The latest XPC EFI boot loader version 0.83.02 allows you to install Mac OS X 10.7 Lion dev preview 2 without having to change or copy a single file on the OS X install volume. Apart from configuring XPC it all works out of the box which simplifies installing OS X Lion a whole lot. XPC now fully supports the new disk-image based installation process that was first introduced in Lion dev preview 1 and is able to boot from mounted .dmg volume images. I just gave it a try and it worked flawlessly on my Hackintosh rig!

However, there are still quite a few traps an aspiring Hackintosh user may fall into, so I came up with a few tips & suggestions that can prove useful to your endeavor. Obviously, it’s a lot less time consuming to just buy a real Mac but hey, where’s the fun, right? :-)
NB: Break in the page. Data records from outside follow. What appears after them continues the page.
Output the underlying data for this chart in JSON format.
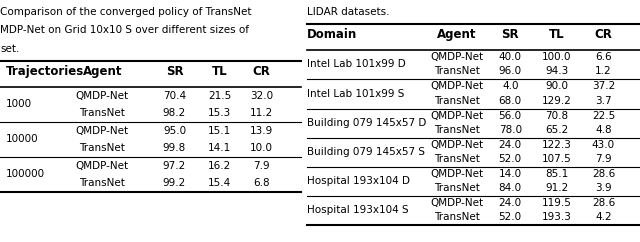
{
  "left_caption": "Comparison of the converged policy of TransNet\nMDP-Net on Grid 10x10 S over different sizes of\nset.",
  "right_caption": "LIDAR datasets.",
  "left_header": [
    "Trajectories",
    "Agent",
    "SR",
    "TL",
    "CR"
  ],
  "left_rows": [
    [
      "",
      "QMDP-Net",
      "70.4",
      "21.5",
      "32.0"
    ],
    [
      "1000",
      "TransNet",
      "98.2",
      "15.3",
      "11.2"
    ],
    [
      "",
      "QMDP-Net",
      "95.0",
      "15.1",
      "13.9"
    ],
    [
      "10000",
      "TransNet",
      "99.8",
      "14.1",
      "10.0"
    ],
    [
      "",
      "QMDP-Net",
      "97.2",
      "16.2",
      "7.9"
    ],
    [
      "100000",
      "TransNet",
      "99.2",
      "15.4",
      "6.8"
    ]
  ],
  "right_header": [
    "Domain",
    "Agent",
    "SR",
    "TL",
    "CR"
  ],
  "right_rows": [
    [
      "",
      "QMDP-Net",
      "40.0",
      "100.0",
      "6.6"
    ],
    [
      "Intel Lab 101x99 D",
      "TransNet",
      "96.0",
      "94.3",
      "1.2"
    ],
    [
      "",
      "QMDP-Net",
      "4.0",
      "90.0",
      "37.2"
    ],
    [
      "Intel Lab 101x99 S",
      "TransNet",
      "68.0",
      "129.2",
      "3.7"
    ],
    [
      "",
      "QMDP-Net",
      "56.0",
      "70.8",
      "22.5"
    ],
    [
      "Building 079 145x57 D",
      "TransNet",
      "78.0",
      "65.2",
      "4.8"
    ],
    [
      "",
      "QMDP-Net",
      "24.0",
      "122.3",
      "43.0"
    ],
    [
      "Building 079 145x57 S",
      "TransNet",
      "52.0",
      "107.5",
      "7.9"
    ],
    [
      "",
      "QMDP-Net",
      "14.0",
      "85.1",
      "28.6"
    ],
    [
      "Hospital 193x104 D",
      "TransNet",
      "84.0",
      "91.2",
      "3.9"
    ],
    [
      "",
      "QMDP-Net",
      "24.0",
      "119.5",
      "28.6"
    ],
    [
      "Hospital 193x104 S",
      "TransNet",
      "52.0",
      "193.3",
      "4.2"
    ]
  ],
  "font_size": 7.5,
  "header_font_size": 8.5
}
  • Always use the latest XPC version which can be downloaded here. Please be aware that XPC doesn’t come with an installer. You either need DuetToHDD on the Mac or a Windows-based boot partition installer. Check out this link (you don’t need iBOOT though).
  • XPC needs to be installed on a FAT32 partition with a Master Boot Record (MBR) on the drive. AFAIK it’s not yet possible to install it to a hidden EFI partition using a GUID Partition Table (GPT). This means you can’t have XPC and Mac OS X Lion on the same volume, because the disk can either have a GPT or a MBR. Rumor has it that XPC will support GPT at some point in the future.
  • If you’re using DuetToHDD (which despite its name also supports USB volumes using the usb parameter) to create a bootable drive on the Mac make sure the target volume is formatted to FAT32. The easiest way to do this is to use a (USB thumb) drive with a target partition larger than 1 GB. Mac OS X will default to FAT16 on smaller volumes which won’t work for XPC. Make sure you don’t accidentally overwrite a wrong drive’s partition table when using DuetToHDD. There’s also a Windows-based tool which may be easier to use than DuetToHDD on the Mac.
  • If you need kexts to boot your OSX86 rig, you can copy them to the extra_kext/common folder. You most likely need at least fakesmc.kext in there.
  • Once your rig is up and running, you can fine tune it by installing the kexts to /System/Library/Extensions and remove them from extra_kext/common.
  • You may have to remove the CPU c-states-defaults in XPC’s settings.plist in order to gain CPU performance. With the default c-state settings the performance on my rig is reduced to 50% according to Geekbench.
  • While some mainboards don’t require a DSDT descriptor file, most ¬†mainboards will perform better with a properly crafted DSDT. If you already have one for your board just copy it to the /EFI/XPC folder and name it DSDT.aml. You could also create your own DSDT for your board, a good starting point is the DSDT-Patcher but be prepared for a steep learning curve. My rig doesn’t even boot OS X without DSDT. Search the appropriate OSX86 scene forums for a DSDT for your mainboard.
  • Use the -v parameter to boot OS X to see the Mach kernel’s verbose output
  • If you’re told that “No GUID is available. Contact support for assistance” while logging into the App Store, most likely your device properties in XPC’s settings.plist are not correct. Use a tool like EFI Studio to create your own device properties for your Ethernet device. In my case it was sufficient to specify the built-in Ethernet NIC. After a reboot I was able to log into the App Store. By the way, I wouldn’t contact support for assistance but that is entirely up to you :-)
  • Set your BIOS to use AHCI instead of IDE and make sure you use the first SATA-port for your OS X installation drive. It might work on other SATA-ports, but the first one has prove to cause the least trouble. You can always move your drive to a different SATA-port once the installation is finished.
  • If you’re unable to connect to your Linux NAS, this could be the reason.
  • If your mainboard sports an Realtek RTL8169 family based Ethernet NIC, it probably won’t work in dev preview 2 because Apple omitted the driver in IONetworkingFamily.kext. However, support for RTL8169 was part of dev preview 1 so all you have to do is to install the kext from dev preview 1.

2 replies on “Tips & tricks using XPC for Mac OS X 10.7 Lion developer preview 2”

  1. GPT boot capability has been added to XPC 0.83.10. After creating the EFI partition (see included README) you have to boot OS X and mount the partition using:
    sudo mount_msdos /dev/diskXs1 /Volumes/EFI
    Where X is the number of the volume of your OS X Lion disk. Now copy the files as indicated in the README.

    On the Chameleon boot loader front I’ve seen some branches with the interrupt masking fix (thanks, cparm!) and was able to compile a version that boots lion without kernel faults.